One of my favorite concerts was U2 and Public Enemy together in Birmingham, Alabama. It was incredible. It showed how we could come together. When you have a huge, white pop group like U2 with a Black consciousness duo like Public Enemy coming together to give a concert in the state of Alabama—if you can do that, you can do anything.

What do you wake up to?

My wake-up alarm is a song by Sade. It puts me in a good mood to start the day.

What do you find impossible to resist?

Work, I guess. [Laughter] I do my best to say no to things, and yet I never do. Whether it's going out and helping people, or going to a meeting that’s hopefully going to result in something positive, I’ll try to say no. And then invariably within ten minutes, I’ll call back and say, “You know what, I'll be there.”

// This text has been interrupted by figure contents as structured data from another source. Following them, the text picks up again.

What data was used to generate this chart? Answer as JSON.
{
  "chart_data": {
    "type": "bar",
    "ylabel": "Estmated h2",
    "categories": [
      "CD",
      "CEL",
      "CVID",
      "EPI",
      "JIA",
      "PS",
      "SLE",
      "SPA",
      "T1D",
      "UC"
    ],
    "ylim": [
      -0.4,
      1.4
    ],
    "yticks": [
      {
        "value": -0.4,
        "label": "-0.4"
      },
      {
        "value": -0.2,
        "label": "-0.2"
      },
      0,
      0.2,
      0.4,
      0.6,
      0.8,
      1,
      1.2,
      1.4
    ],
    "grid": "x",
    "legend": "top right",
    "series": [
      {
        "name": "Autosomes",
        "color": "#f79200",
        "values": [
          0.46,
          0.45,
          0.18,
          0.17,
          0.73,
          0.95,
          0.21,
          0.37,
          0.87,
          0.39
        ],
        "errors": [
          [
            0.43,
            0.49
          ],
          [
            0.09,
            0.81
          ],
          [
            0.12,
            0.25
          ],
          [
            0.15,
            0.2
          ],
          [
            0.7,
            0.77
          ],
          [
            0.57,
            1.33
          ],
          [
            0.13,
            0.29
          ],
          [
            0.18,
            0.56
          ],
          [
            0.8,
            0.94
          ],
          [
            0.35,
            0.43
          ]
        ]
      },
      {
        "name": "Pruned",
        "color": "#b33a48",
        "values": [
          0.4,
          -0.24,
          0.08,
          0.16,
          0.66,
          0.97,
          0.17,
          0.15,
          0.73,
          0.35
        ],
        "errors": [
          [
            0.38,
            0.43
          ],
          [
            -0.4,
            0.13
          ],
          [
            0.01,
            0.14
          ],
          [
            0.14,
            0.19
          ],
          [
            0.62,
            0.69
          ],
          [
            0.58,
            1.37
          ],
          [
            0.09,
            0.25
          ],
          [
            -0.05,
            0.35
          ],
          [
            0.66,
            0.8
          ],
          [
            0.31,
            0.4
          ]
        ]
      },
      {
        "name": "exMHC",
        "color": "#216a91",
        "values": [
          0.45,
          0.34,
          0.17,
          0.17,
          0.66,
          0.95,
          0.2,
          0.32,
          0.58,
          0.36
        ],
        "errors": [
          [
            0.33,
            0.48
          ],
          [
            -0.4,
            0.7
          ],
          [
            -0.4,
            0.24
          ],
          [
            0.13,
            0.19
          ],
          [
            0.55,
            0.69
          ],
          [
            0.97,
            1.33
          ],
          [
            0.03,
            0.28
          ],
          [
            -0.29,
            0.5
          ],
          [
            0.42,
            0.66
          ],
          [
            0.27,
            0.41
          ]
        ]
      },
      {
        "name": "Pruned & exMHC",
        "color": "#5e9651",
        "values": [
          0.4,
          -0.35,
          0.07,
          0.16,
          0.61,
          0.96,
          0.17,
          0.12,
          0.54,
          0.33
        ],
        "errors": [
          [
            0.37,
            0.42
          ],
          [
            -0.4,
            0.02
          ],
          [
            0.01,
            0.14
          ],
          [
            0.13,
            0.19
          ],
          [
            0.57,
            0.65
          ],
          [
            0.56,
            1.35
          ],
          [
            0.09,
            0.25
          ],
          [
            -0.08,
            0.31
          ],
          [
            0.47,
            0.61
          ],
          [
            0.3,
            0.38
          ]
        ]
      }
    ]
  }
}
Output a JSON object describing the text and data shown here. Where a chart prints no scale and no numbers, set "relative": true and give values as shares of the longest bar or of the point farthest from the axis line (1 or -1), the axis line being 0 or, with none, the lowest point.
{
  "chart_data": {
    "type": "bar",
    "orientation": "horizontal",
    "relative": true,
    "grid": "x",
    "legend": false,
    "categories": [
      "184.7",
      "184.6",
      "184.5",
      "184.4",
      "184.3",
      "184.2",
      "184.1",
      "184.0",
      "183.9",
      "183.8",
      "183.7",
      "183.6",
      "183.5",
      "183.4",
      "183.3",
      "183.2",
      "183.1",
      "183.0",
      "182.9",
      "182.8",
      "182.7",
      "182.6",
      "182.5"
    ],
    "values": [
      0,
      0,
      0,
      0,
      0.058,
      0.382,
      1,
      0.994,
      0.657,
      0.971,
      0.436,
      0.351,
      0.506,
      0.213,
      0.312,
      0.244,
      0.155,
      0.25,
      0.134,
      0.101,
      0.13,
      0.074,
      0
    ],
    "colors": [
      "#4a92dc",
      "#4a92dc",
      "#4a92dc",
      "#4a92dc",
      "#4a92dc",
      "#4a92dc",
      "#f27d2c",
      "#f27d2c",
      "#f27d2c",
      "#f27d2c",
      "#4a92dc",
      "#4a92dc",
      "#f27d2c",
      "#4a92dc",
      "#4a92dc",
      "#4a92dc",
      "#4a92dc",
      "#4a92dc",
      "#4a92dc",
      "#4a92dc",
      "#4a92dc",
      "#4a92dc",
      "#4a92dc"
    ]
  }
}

That's the reason I play golf. I'm horrible at golf but it helps to relieve my mind. But it's hard to resist work. When people call and need some form of help, I can't turn them down.

Where do you go to be alone?

A bubble bath. No one bothers me there. I turn on my music—usually Sade—and I just listen and try to drown out everything around me.

The other thing everyone knows about me is to never call me during a University of Alabama football game. I'm not going to pick up the phone. I'm not going to listen. Whether I'm screaming at the TV because they’re losing or I’m excited because they’re winning, that is my time. I’ve had friends ask, “Hey, can I come watch the game with you?” And the answer is always no. That is the only ‘no’ I have to give you.